The Queen’s love for the adorable breed emerged from a young age, when her father, King George VI, brought a corgi named Dookie into the royal household. Since then, the Queen personally owned more than 30 corgis – 14 generations’ worth – during her long reign.
Here’s the heartwarming story of the Queen’s relationship with her beloved corgis, told in a series of photos.
The very first one
The Queen fell in love with dogs from a very young age, after she grew fond of the dogs owned by the children of the Marquess of Bath. Her first dog was named Dookie, who was a Pembroke Welsh corgi brought by her father, King George VI.
The pup was originally named ‘Rozavel Golden Eagle’, but its breeder Thelma Gray and her staff began calling him ‘The Duke’, which eventually turned into ‘Dookie’. The name was also popular with the Queen’s family, who decided to keep it.
The start of a dynasty
The Queen got her second Pembroke Welsh corgi, named Susan, as an 18th birthday present. The bond between her and Susan was so strong that she even snuck the dog on her honeymoon in 1947. Susan eventually became the starting point of a royal corgi dynasty, since almost all other corgis and dorgis (a cross between a dachshund and a corgi) owned by the Queen descended from her.
The Queen became a prolific breeder of corgis in the coming decades. She personally owned over 30 of them in the years following her accession to the throne in 1952. They had their own room in Buckingham Palace, with raised wicker beds that had fresh sheets daily. The royal dogs even have their very own special menu that is prepared by a master chef.
The corgis were often omnipresent, accompanying the Queen during travel, meetings with politicians and even social as well as official gatherings. Many in the royal family received one of the dogs as a present from her. Princess Diana famously commented, ‘the Queen is always surrounded by corgis, so you get the feeling you are standing on a moving carpet.’
Living with the dogs was not always been easy. There were instances of the Queen’s corgis biting members of the royal family and staff. In 1986, the Labour politician Peter Doig called for a ‘beware of the dog’ sign to be put up at Balmoral Castle after one of the dogs bit the postman. Even the Queen herself was bitten by one of the royal corgis in 1991 after trying to break up a fight between two of her dogs.
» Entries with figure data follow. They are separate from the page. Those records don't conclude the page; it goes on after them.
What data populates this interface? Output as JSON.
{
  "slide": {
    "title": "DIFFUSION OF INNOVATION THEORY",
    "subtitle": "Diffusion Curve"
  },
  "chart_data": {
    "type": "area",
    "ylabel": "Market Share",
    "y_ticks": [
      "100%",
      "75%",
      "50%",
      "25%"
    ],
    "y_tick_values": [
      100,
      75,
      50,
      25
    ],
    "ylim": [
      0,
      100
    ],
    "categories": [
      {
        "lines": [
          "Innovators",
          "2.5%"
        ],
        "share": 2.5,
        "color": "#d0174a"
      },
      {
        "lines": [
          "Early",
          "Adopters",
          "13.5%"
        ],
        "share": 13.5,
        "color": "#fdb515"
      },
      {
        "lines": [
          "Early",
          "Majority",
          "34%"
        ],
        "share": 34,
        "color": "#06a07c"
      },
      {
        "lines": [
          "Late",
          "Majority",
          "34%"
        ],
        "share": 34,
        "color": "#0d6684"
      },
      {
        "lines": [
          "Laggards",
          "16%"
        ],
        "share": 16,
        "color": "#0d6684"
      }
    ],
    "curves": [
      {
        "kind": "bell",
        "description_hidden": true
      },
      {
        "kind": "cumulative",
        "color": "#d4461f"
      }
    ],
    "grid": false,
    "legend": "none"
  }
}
Some of the staff in Buckingham Palace developed a particular dislike for the royal corgis, with one staff member even spiking one of the dogs’ meals with whiskey and gin. It was meant as a harmless ‘joke’, but it instead resulted in the death of the corgi. The footman was demoted, with the Queen reportedly saying, ‘I don’t ever want to see him again’.
Over the years, the Queen bred 14 generations of royal corgis. But in 2015, Her Majesty decided to end the breeding of her royal corgis to make sure that none would outlive her.
The Queen’s last full-bred corgi, Willow, died in 2018, with only one dorgi, a dachshund-corgi mix, remaining. However, this did not mean the end of corgis in the Queen’s life. Even though there will be no more offspring from the line started from her second corgi Susan almost 80 years ago, the Queen received two new corgi pups in 2021.